Bonel Balingit

Personal information
- Born: November 30, 1967 (age 58) Kapatagan, Lanao del Norte, Philippines
- Listed height: 6 ft 9 in (2.06 m)
- Listed weight: 300 lb (136 kg)

Career information
- College: UV
- PBA draft: 1992: 2nd round, 11th overall pick
- Drafted by: Swift Mighty Meaty Hotdogs
- Playing career: 1992–2002
- Position: Center
- Number: 12, 4

Career history
- 1992–1998: Swift Mighty Meaties/Sunkist Orange Juicers/Pop Cola
- 1999–2000: San Juan Knights (MBA)
- 2001: Tanduay Rhum Masters
- 2002: Purefoods TJ Hotdogs

Career highlights
- 5× PBA champion (1992 Third, 1993 Commissioner's, 1995 All-Filipino, 1995 Commissioner's, 2002 Governors'); PBA Most Improved Player (1995);

= Bonel Balingit =

Filipino basketball player

Bonel Palahang Balingit (born November 30, 1967), also known as the Gentle Giant and Man-Mountain, is a Filipino retired professional basketball player who played as a center.

==Basketball career==
Bonel played for the University of the Visayas and then joined Magnolia Ice Cream in the PBL. He turn pro in 1992 and was drafted in the second round and 11th overall by the Swift Mighty Meaty Hotdogs in the 1992 PBA draft. Balingit spent all of his first seven PBA seasons with the RFM franchise and was handled by coaches Yeng Guiao, Derrick Pumaren and Norman Black. He was part of the ballclub's four championships from 1992 to 1995 and won Most Improved Player honors in the 1995 PBA season.

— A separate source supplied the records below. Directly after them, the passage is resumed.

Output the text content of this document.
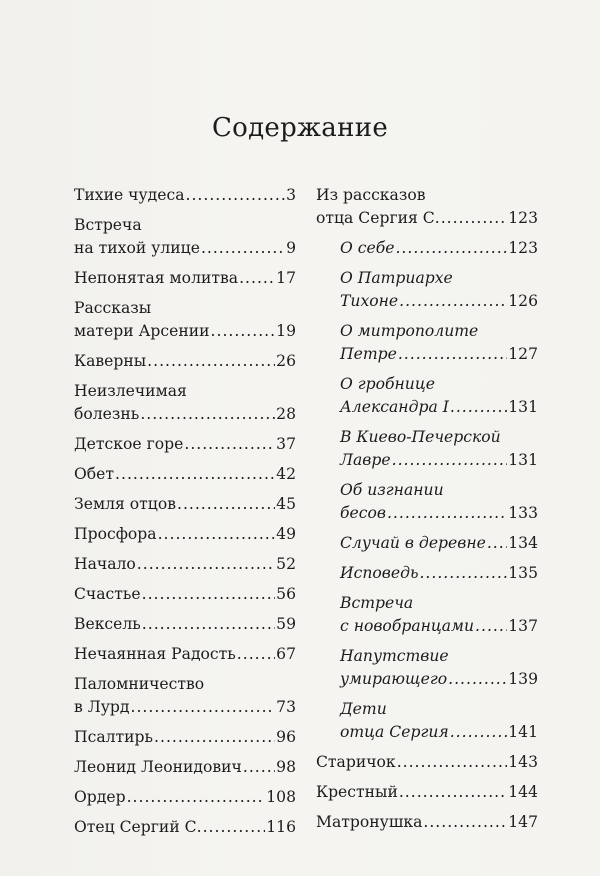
Содержание
Тихие чудеса .....	3
Встреча
на тихой улице .....	9
Непонятая молитва ..... 17
Рассказы
матери Арсении .....	19
Каверны .....	26
Неизлечимая
болезнь .....	28
Детское горе .....	37
Обет .....	42
Земля отцов .....	45
Просфора .....	49
Начало .....	52
Счастье .....	56
Вексель .....	59
Нечаянная Радость .....	67
Паломничество
в Лурд .....	73
Псалтирь .....	96
Леонид Леонидович ..... 98
Ордер .....	108
Отец Сергий С. .....	116
Из рассказов
отца Сергия С. .....	123
О себе .....	123
О Патриархе
Тихоне .....	126
О митрополите
Петре .....	127
О гробнице
Александра I .....	131
В Киево-Печерской
Лавре .....	131
Об изгнании
бесов .....	133
Случай в деревне ..... 134
Исповедь .....	135
Встреча
с новобранцами ..... 137
Напутствие
умирающего .....	139
Дети
отца Сергия .....	141
Старичок .....	143
Крестный .....	144
Матронушка .....	147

Balingit moved to the Metropolitan Basketball Association beginning the 1999 season and played for the San Juan Knights. He returned to the PBA in 2001, playing for Tanduay Rhum Masters and have suited up for Purefoods TJ Hotdogs in his final playing career.

==Acting career==
During his playing years, Balingit also dabbled into acting, appearing in TV sitcoms and comedy films. Currently, he stars in his own sitcom “Higans Tols The Wind”, produced by DotTv Studios.